Oda is probably not even gonna read this so someone may have to tell him this for me: Look, Oda, I really don't think you understand exactly what it is I'm going through right now. I live a miserable life. Not only do I have next to no real life friends who I hardly ever get to see but I also have a girlfriend who lives thousands of miles away from me who I can't even be with. And I go through so much pain everyday because of how bad I want to see her and marry her. It's not fair for you to expect me to just snap out of this like it's nothing. But if I have a way to take my mind off of it that will help. I never even wanted you to get involved with any of this. You chose to yourself. I would say "let's just pretend none of this ever happened and I'll find a way to take my mind off of it so you won't even notice the difference in me" But I guess now the damage has already been done...
Now that you mention it that might be the case. But I love Pizza, Lasagna and Spaghetti so much...They are SO GOOD... But anyway I feel like I should say this. Thank you for trying to help me...I really do appreciate it... I also would like to thank everyone else for their continued support of me in my time of need.
Well I've been trying to limit sweets but not so much now during the holidays. I have a strange diet so I have to take supplements to get the proper vitamins I need. I take a special medicine called Mood Plus to help keep my mood and emotions in check. I definitely get enough Vitamin C. Not sure about anything else. I don't drink milk so I'm a bit worried that I may have a calcium deficiency. I only get my calcium from cheese.
Thanks a million for all your help man. You've really helped me through some troubling times in my life.
All I remember you saying was "Stop with the self doubt already!" And "Is this how you want me to remember you?" But I might've missed something. I've not been in a good frame of mind. Really? All I see it as is just a fake broken godmodded version of Yugioh. I didn't want to believe it at first but it's true. Well Italian food mostly. I also like burgers. And occasionally vegetables. Are those bad about causing depression? @Everyone else: I know I'm supposed to keep trying things to find what it is I'm good at but I've tried sports, videogames, card games, story writing, RPing, and music...What's left to try? I'm always sucking at everything...

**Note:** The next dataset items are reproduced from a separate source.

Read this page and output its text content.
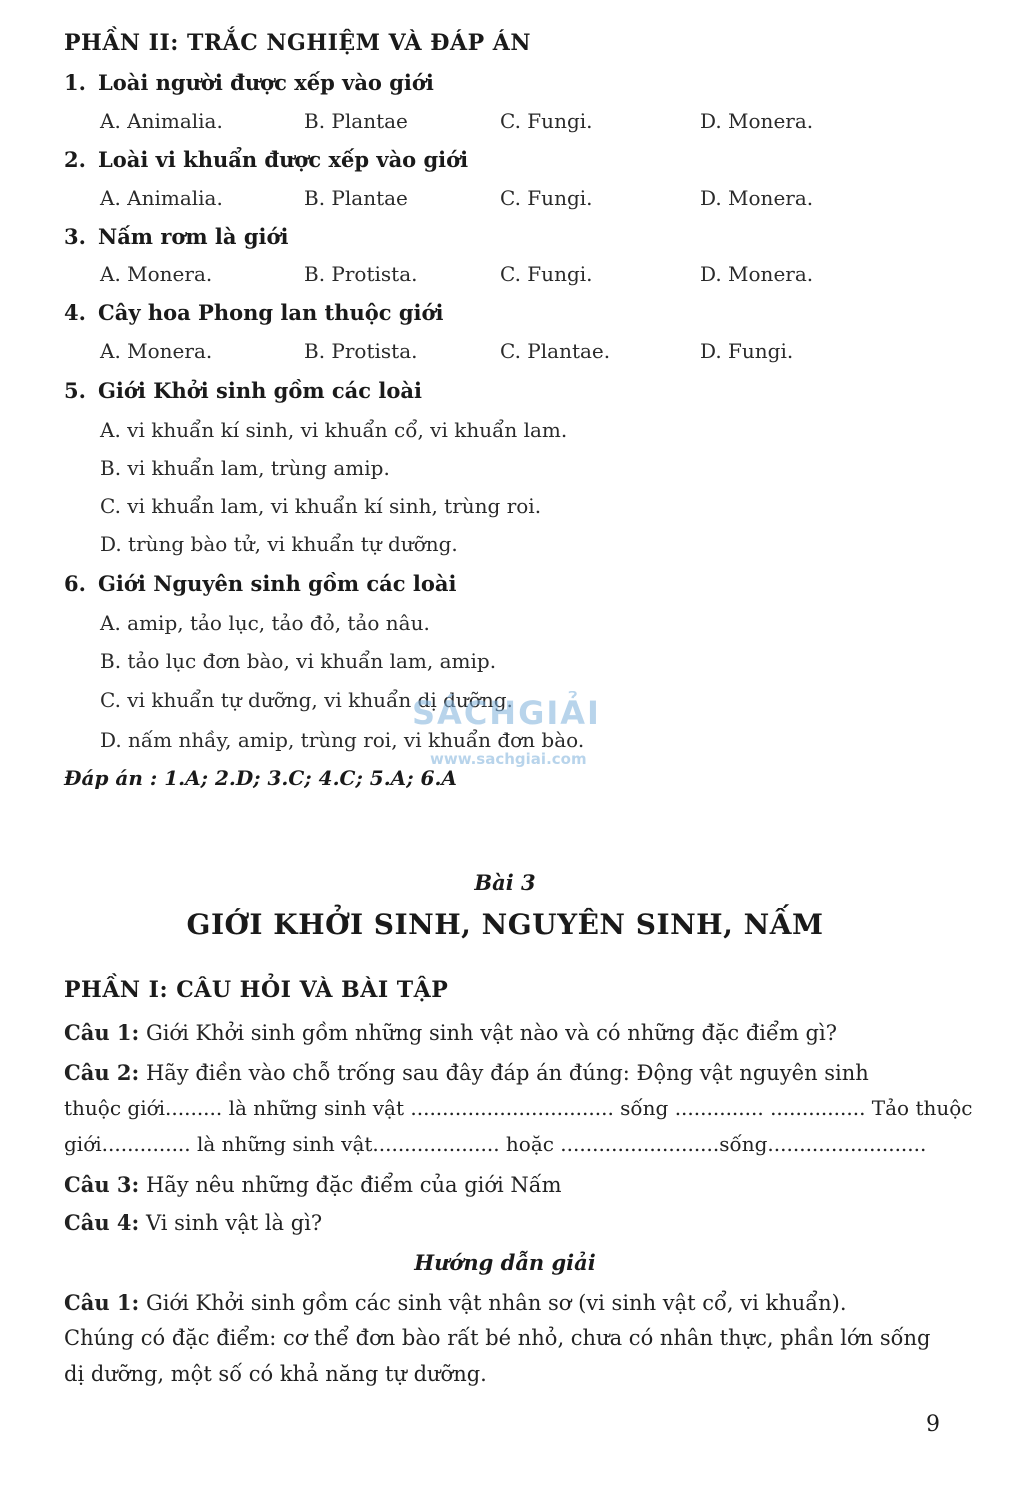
PHẦN II: TRẮC NGHIỆM VÀ ĐÁP ÁN
1. Loài người được xếp vào giới
A. Animalia.	B. Plantae	C. Fungi.	D. Monera.
2. Loài vi khuẩn được xếp vào giới
A. Animalia.	B. Plantae	C. Fungi.	D. Monera.
3. Nấm rơm là giới
A. Monera.	B. Protista.	C. Fungi.	D. Monera.
4. Cây hoa Phong lan thuộc giới
A. Monera.	B. Protista.	C. Plantae.	D. Fungi.
5. Giới Khởi sinh gồm các loài
A. vi khuẩn kí sinh, vi khuẩn cổ, vi khuẩn lam.
B. vi khuẩn lam, trùng amip.
C. vi khuẩn lam, vi khuẩn kí sinh, trùng roi.
D. trùng bào tử, vi khuẩn tự dưỡng.
6. Giới Nguyên sinh gồm các loài
A. amip, tảo lục, tảo đỏ, tảo nâu.
B. tảo lục đơn bào, vi khuẩn lam, amip.
C. vi khuẩn tự dưỡng, vi khuẩn dị dưỡng.
D. nấm nhầy, amip, trùng roi, vi khuẩn đơn bào.
Đáp án : 1.A; 2.D; 3.C; 4.C; 5.A; 6.A
SÁCHGIẢI
www.sachgiai.com
Bài 3
GIỚI KHỞI SINH, NGUYÊN SINH, NẤM
PHẦN I: CÂU HỎI VÀ BÀI TẬP
Câu 1: Giới Khởi sinh gồm những sinh vật nào và có những đặc điểm gì?
Câu 2: Hãy điền vào chỗ trống sau đây đáp án đúng: Động vật nguyên sinh
thuộc giới......... là những sinh vật ................................ sống .............. ............... Tảo thuộc
giới.............. là những sinh vật.................... hoặc .........................sống.........................
Câu 3: Hãy nêu những đặc điểm của giới Nấm
Câu 4: Vi sinh vật là gì?
Hướng dẫn giải
Câu 1: Giới Khởi sinh gồm các sinh vật nhân sơ (vi sinh vật cổ, vi khuẩn).
Chúng có đặc điểm: cơ thể đơn bào rất bé nhỏ, chưa có nhân thực, phần lớn sống
dị dưỡng, một số có khả năng tự dưỡng.
9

You know you guys might wanna try telling me actual REASONS why I shouldn't be depressed instead of just going all "Stop trying to fish for sympathy! You're a big crybaby! Suck it up and quit moping!" Well that's basically pretty much what you did at least. Some of Star's words a few pages back did somewhat enlighten me but when I can find at least just one thing that I'm good at THEN I won't be so down on myself anymore. It's said that everybody has a purpose in life and a special talent but I have yet to find out what mine is. But if I agree to not talk about my depression with you guys anymore will that help?
What in the fuŃking hell??? Oh my God I can't believe you guys actually think that I'm just fishing for sympathy and don't think that I deserve any what is this I don't even... EDIT: Okay just read some more of that. And yes the reason I tell you guys is because I consider you my friends and have no one else to tell. And isn't that what friends are for? DOUBLE EDIT: And hold on what help did I reject?
I never even claimed that I made a good Jaden. And I don't think that I do either. And having self-loathing is typical of people with Asperger's Syndrome after they get older. And I think I have good reasons for it. I mean I can't help but let it get me down how everybody's better than me at everything...Cut me some slack... Sure I was good when I played in the Arena at times but what I don't think you understand is the Arena is very different from the real Yugioh game. Doing well in one has nothing to do with doing well in the other. The Arena doesn't count for anything because it's a completely different game.